Incidentally, many of the issues people have with React are attributable to this mistake: knowing what a framework is supposed to be, one might expect React to take care of everything, and when it turns out you’re on your own and using React in a complex project means (whether consciously or not) coming up with a homegrown React-based framework of your own, or using a collection of disparate extras that fill in the blanks (like CRA), by then it’s already a hairy mess of a codebase in a desperate need of refactoring.
React lacks most of framework traits. The library does reactive rendering and contains a somewhat restricted set of low-level primitives around it. Even its DOM integration is handled by a separate, optional library (ReactDOM).

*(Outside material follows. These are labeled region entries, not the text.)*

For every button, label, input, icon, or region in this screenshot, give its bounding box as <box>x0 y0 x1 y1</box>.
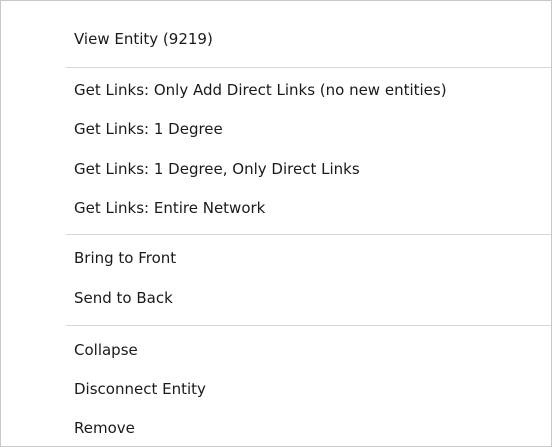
menu-item-send-to-back[interactable]: Send to Back <box>1 281 551 315</box>
menu-item-disconnect-entity[interactable]: Disconnect Entity <box>1 372 551 406</box>
menu-item-get-links-1-degree[interactable]: Get Links: 1 Degree <box>1 112 551 146</box>
menu-item-get-links-entire-network[interactable]: Get Links: Entire Network <box>1 191 551 225</box>
menu-item-view-entity[interactable]: View Entity (9219) <box>1 22 551 56</box>
menu-item-bring-to-front[interactable]: Bring to Front <box>1 241 551 275</box>
menu-item-collapse[interactable]: Collapse <box>1 333 551 367</box>
menu-separator <box>66 234 551 235</box>
context-menu: View Entity (9219) Get Links: Only Add D… <box>0 0 552 447</box>
menu-item-get-links-1-degree-direct[interactable]: Get Links: 1 Degree, Only Direct Links <box>1 152 551 186</box>
menu-separator <box>66 67 551 68</box>
menu-item-get-links-direct-only[interactable]: Get Links: Only Add Direct Links (no new… <box>1 73 551 107</box>
menu-separator <box>66 325 551 326</box>
menu-item-remove[interactable]: Remove <box>1 411 551 445</box>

Someone could complain it feels like with Vercel the direction for React is to become closer to a framework (now with RSC and JSX runtime being part of React), but still it is nowhere near a state where the phrase “a framework like React” rings true—and, in fact, Vercel’s interests are aligned with keeping React more of a library than a framework so that more people use Next and are upsold Vercel’s hosting, and Next is in fact a framework in the full sense of the word, comparable to Django or Rails.
Similarly, Vue, Angular, Marko, Astro, Qwik, etc. are frameworks. They provide you with project structure, scaffolding, and a lot of batteries. The fact that many of them are, in fact, using React under the hood speaks volumes.